The Spinning Top Model of Sustainability
A systems-theoretic interpretation as dynamic coherence
DOI:
https://doi.org/10.13135/2384-8677/13044Keywords:
Spinning Top Model of Sustainability, Sustainability, Sustainable development, General Systems theory, Conceptual Framework Analysis, Internal Coherence, Adaptive Capacity, Contextual Resistance, Reciprocal FeedbackAbstract
Sustainability remains one of the most contested concepts in contemporary scholarship, with definitional proliferation impeding cumulative theory-building and policy coherence. This study employs Conceptual Framework Analysis (CFA) to systematically examine 161 sustainability definitions drawn from a multi-source corpus, extracting 712 sustainability-related concepts subsequently synthesized into 30 Integrated Concepts (ICs). Thematic distribution analysis reveals that ethical and social domains dominate sustainability discourse, appearing in 107 and 103 definitions respectively, while political, cultural, and legal dimensions remain critically underrepresented. Epistemic deconstruction identifies a pronounced asymmetry, 521 epistemological concepts against 107 ontological and 84 methodological, reflecting a field preoccupied with evaluative criteria at the expense of systemic understanding and operational pathways. Concept integration produces the Triadic Negotiation Framework for Sustainability (TNFS), a three-layer epistemic architecture comprising an ontological condition space, an epistemological value space, and a methodological negotiation space, connected through recursive inter-layer feedback and six irreducible structural tensions.

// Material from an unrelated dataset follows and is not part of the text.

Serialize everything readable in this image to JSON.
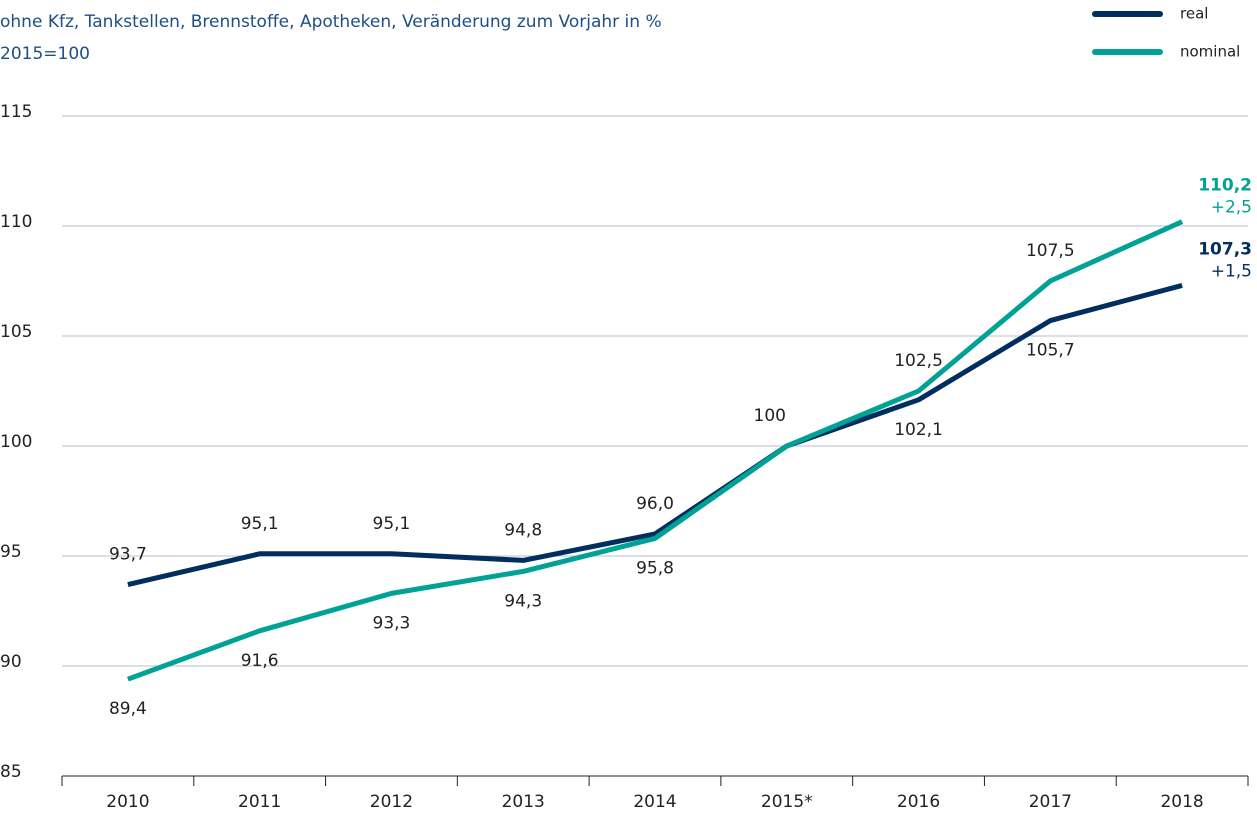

Building on the TNFS, the study proposes the Spinning Top Model of Sustainability (STMS), which interprets sustainability as dynamic coherence, the emergent property of a self-generating system whose vertical axis (normative orientation), spinning body (material conditions), and contact point (methodological negotiation) interact through recursive feedback to sustain coherent motion against socio-ecological resistance. The STMS reframes sustainability assessment from output measurement to functional evaluation of axial alignment, body momentum, and contact point recalibration capacity, offering a diagnostic vocabulary for identifying systemic failure modes invisible to conventional indicator frameworks.